Le Grand Nouméa n’est pas simplement en train de choisir des maires. Il se demande, sans toujours le formuler :

·       La transmission interne reste-t-elle la règle implicite ?

·       L’appareil historique doit-il reprendre ses bastions ?

·       Ou une nouvelle génération - féminine, moins clanique, plus horizontale - peut-elle s’installer durablement ?

Ce n’est pas une guerre des sexes. C’est une confrontation de cultures politiques. Mais il serait naïf de ne pas voir que le genre joue un rôle symbolique majeur dans cette bataille.
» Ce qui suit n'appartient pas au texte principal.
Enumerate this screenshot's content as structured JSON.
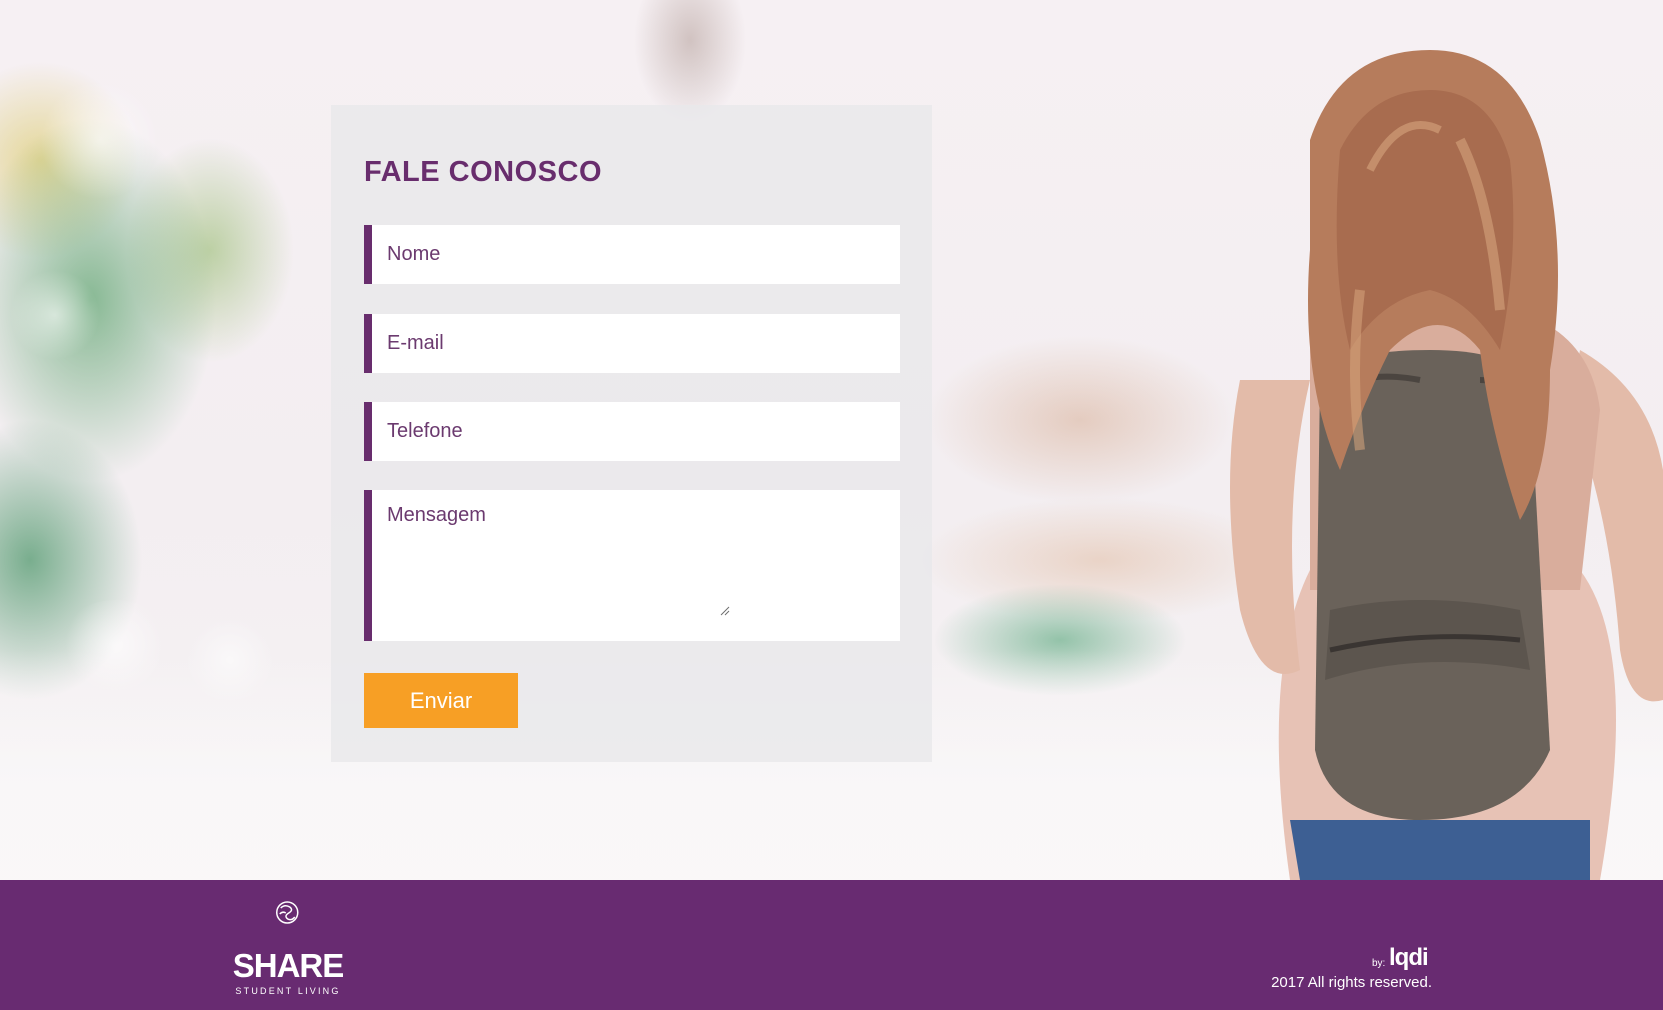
{
  "contact_form": {
    "title": "FALE CONOSCO",
    "name_placeholder": "Nome",
    "email_placeholder": "E-mail",
    "phone_placeholder": "Telefone",
    "message_placeholder": "Mensagem",
    "submit_label": "Enviar"
  },
  "footer": {
    "logo_text": "SHARE",
    "logo_tagline": "STUDENT LIVING",
    "credit_prefix": "by:",
    "credit_brand": "lqdi",
    "copyright": "2017 All rights reserved."
  },
  "colors": {
    "brand_purple": "#682d6d",
    "footer_purple": "#682b71",
    "button_orange": "#f79f25"
  },
  "icons": {
    "logo_mark": "share-logo-icon",
    "textarea_resize": "resize-grip-icon"
  }
}
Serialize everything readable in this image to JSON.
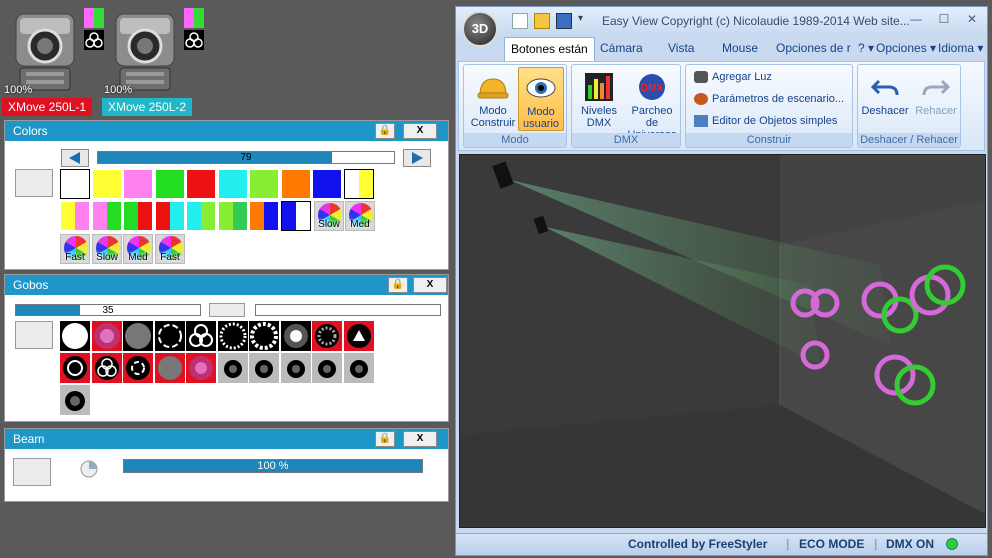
{
  "fixtures": [
    {
      "label": "XMove 250L-1",
      "pct": "100%",
      "label_color": "#e01020",
      "swatch": [
        "#ff66ff",
        "#33dd33"
      ]
    },
    {
      "label": "XMove 250L-2",
      "pct": "100%",
      "label_color": "#20b8c8",
      "swatch": [
        "#ff66ff",
        "#33dd33"
      ]
    }
  ],
  "colors_panel": {
    "title": "Colors",
    "slider_value": "79",
    "slider_fraction": 0.79,
    "close_label": "X",
    "wheel_buttons": [
      "Slow",
      "Med",
      "Fast",
      "Slow",
      "Med",
      "Fast"
    ]
  },
  "gobos_panel": {
    "title": "Gobos",
    "slider_value": "35",
    "slider_fraction": 0.35,
    "close_label": "X"
  },
  "beam_panel": {
    "title": "Beam",
    "progress_text": "100 %",
    "progress_fraction": 1.0,
    "close_label": "X"
  },
  "app": {
    "orb_label": "3D",
    "title": "Easy View  Copyright (c) Nicolaudie 1989-2014   Web site...",
    "tabs": [
      "Botones están",
      "Cámara",
      "Vista",
      "Mouse",
      "Opciones de r"
    ],
    "help_label": "?",
    "options_label": "Opciones",
    "language_label": "Idioma",
    "groups": {
      "modo": {
        "label": "Modo",
        "buttons": [
          {
            "line1": "Modo",
            "line2": "Construir"
          },
          {
            "line1": "Modo",
            "line2": "usuario"
          }
        ]
      },
      "dmx": {
        "label": "DMX",
        "buttons": [
          {
            "line1": "Niveles",
            "line2": "DMX"
          },
          {
            "line1": "Parcheo de",
            "line2": "Universos"
          }
        ]
      },
      "construir": {
        "label": "Construir",
        "items": [
          "Agregar Luz",
          "Parámetros de escenario...",
          "Editor de Objetos simples"
        ]
      },
      "undo": {
        "label": "Deshacer / Rehacer",
        "undo": "Deshacer",
        "redo": "Rehacer"
      }
    },
    "status": {
      "controlled": "Controlled by FreeStyler",
      "eco": "ECO MODE",
      "dmx": "DMX ON",
      "dmx_indicator_color": "#2ecc40"
    }
  },
  "colors": {
    "accent": "#1e96c8",
    "desktop": "#5a5a5a"
  }
}
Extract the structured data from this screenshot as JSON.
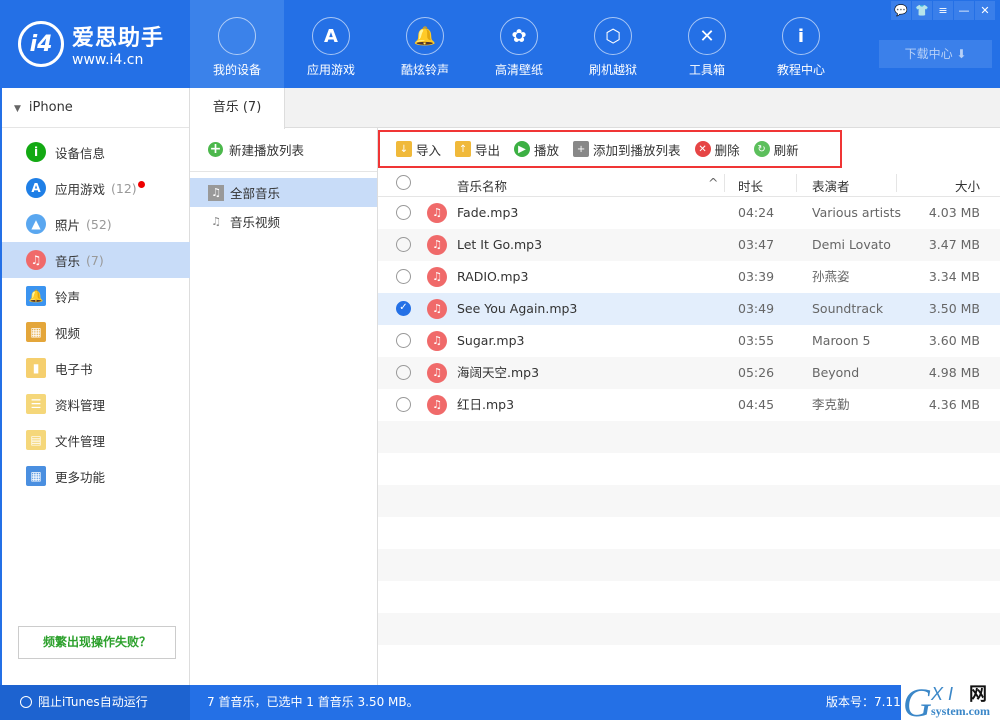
{
  "app": {
    "logo_name": "爱思助手",
    "logo_url": "www.i4.cn",
    "logo_mark": "i4"
  },
  "nav": [
    {
      "label": "我的设备",
      "icon": "apple-icon",
      "glyph": ""
    },
    {
      "label": "应用游戏",
      "icon": "app-store-icon",
      "glyph": "A"
    },
    {
      "label": "酷炫铃声",
      "icon": "bell-icon",
      "glyph": "🔔"
    },
    {
      "label": "高清壁纸",
      "icon": "flower-icon",
      "glyph": "✿"
    },
    {
      "label": "刷机越狱",
      "icon": "box-icon",
      "glyph": "⬡"
    },
    {
      "label": "工具箱",
      "icon": "tools-icon",
      "glyph": "✕"
    },
    {
      "label": "教程中心",
      "icon": "info-icon",
      "glyph": "i"
    }
  ],
  "window": {
    "buttons": [
      "💬",
      "👕",
      "≡",
      "—",
      "✕"
    ],
    "download": "下载中心 ⬇"
  },
  "sidebar": {
    "device": "iPhone",
    "items": [
      {
        "label": "设备信息",
        "icon": "info-icon",
        "color": "#13a913",
        "glyph": "i",
        "count": ""
      },
      {
        "label": "应用游戏",
        "icon": "app-store-icon",
        "color": "#1f7fe6",
        "glyph": "A",
        "count": "(12)",
        "badge": true
      },
      {
        "label": "照片",
        "icon": "photo-icon",
        "color": "#5aa7f0",
        "glyph": "▲",
        "count": "(52)"
      },
      {
        "label": "音乐",
        "icon": "music-icon",
        "color": "#f06a6a",
        "glyph": "♫",
        "count": "(7)",
        "active": true
      },
      {
        "label": "铃声",
        "icon": "bell-icon",
        "color": "#3b94f0",
        "glyph": "🔔",
        "count": ""
      },
      {
        "label": "视频",
        "icon": "video-icon",
        "color": "#e4a63a",
        "glyph": "▦",
        "count": ""
      },
      {
        "label": "电子书",
        "icon": "book-icon",
        "color": "#f5cf6e",
        "glyph": "▮",
        "count": ""
      },
      {
        "label": "资料管理",
        "icon": "contacts-icon",
        "color": "#f5d77a",
        "glyph": "☰",
        "count": ""
      },
      {
        "label": "文件管理",
        "icon": "file-icon",
        "color": "#f5d77a",
        "glyph": "▤",
        "count": ""
      },
      {
        "label": "更多功能",
        "icon": "grid-icon",
        "color": "#4a8fe0",
        "glyph": "▦",
        "count": ""
      }
    ],
    "help_button": "频繁出现操作失败？"
  },
  "tab": "音乐 (7)",
  "playlists": {
    "new_label": "新建播放列表",
    "items": [
      {
        "label": "全部音乐",
        "active": true
      },
      {
        "label": "音乐视频"
      }
    ]
  },
  "toolbar": [
    {
      "label": "导入",
      "icon": "import-icon",
      "color": "#f0b93a",
      "glyph": "↓"
    },
    {
      "label": "导出",
      "icon": "export-icon",
      "color": "#f0b93a",
      "glyph": "↑"
    },
    {
      "label": "播放",
      "icon": "play-icon",
      "color": "#3cb043",
      "glyph": "▶"
    },
    {
      "label": "添加到播放列表",
      "icon": "add-to-playlist-icon",
      "color": "#888",
      "glyph": "+"
    },
    {
      "label": "删除",
      "icon": "delete-icon",
      "color": "#e64545",
      "glyph": "✕"
    },
    {
      "label": "刷新",
      "icon": "refresh-icon",
      "color": "#5cbf5c",
      "glyph": "↻"
    }
  ],
  "table": {
    "columns": [
      "音乐名称",
      "时长",
      "表演者",
      "大小"
    ],
    "sort_indicator": "^",
    "rows": [
      {
        "name": "Fade.mp3",
        "duration": "04:24",
        "artist": "Various artists",
        "size": "4.03 MB"
      },
      {
        "name": "Let It Go.mp3",
        "duration": "03:47",
        "artist": "Demi Lovato",
        "size": "3.47 MB"
      },
      {
        "name": "RADIO.mp3",
        "duration": "03:39",
        "artist": "孙燕姿",
        "size": "3.34 MB"
      },
      {
        "name": "See You Again.mp3",
        "duration": "03:49",
        "artist": "Soundtrack",
        "size": "3.50 MB",
        "selected": true
      },
      {
        "name": "Sugar.mp3",
        "duration": "03:55",
        "artist": "Maroon 5",
        "size": "3.60 MB"
      },
      {
        "name": "海阔天空.mp3",
        "duration": "05:26",
        "artist": "Beyond",
        "size": "4.98 MB"
      },
      {
        "name": "红日.mp3",
        "duration": "04:45",
        "artist": "李克勤",
        "size": "4.36 MB"
      }
    ]
  },
  "status": {
    "itunes": "阻止iTunes自动运行",
    "summary": "7 首音乐，已选中 1 首音乐 3.50 MB。",
    "version": "版本号：7.11"
  },
  "watermark": {
    "text": "GXI网",
    "sub": "system.com"
  }
}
Une question adressée aux électeurs

Au fond, la question est simple : les électeurs du Grand Nouméa veulent-ils valider une reconquête d’appareil ? Ou confirmer que la légitimité peut naître hors du cercle fondateur ?

La réponse, en mars 2026, dira peut-être moins sur les projets municipaux que sur la fin - ou non - d’un monde politique né dans les années 1980. Et c’est pour cela que ces municipales comptent.

Pas parce qu’elles changeront l’équilibre institutionnel du territoire. Mais parce qu’elles diront si l’histoire du vieux bastion sudiste se prolonge… ou si elle s’achève.

Ce sera également une façon de savoir si, dans le Grand Nouméa, certaines pratiques héritées d’une culture politique très masculine ne sont pas devenues un handicap électoral.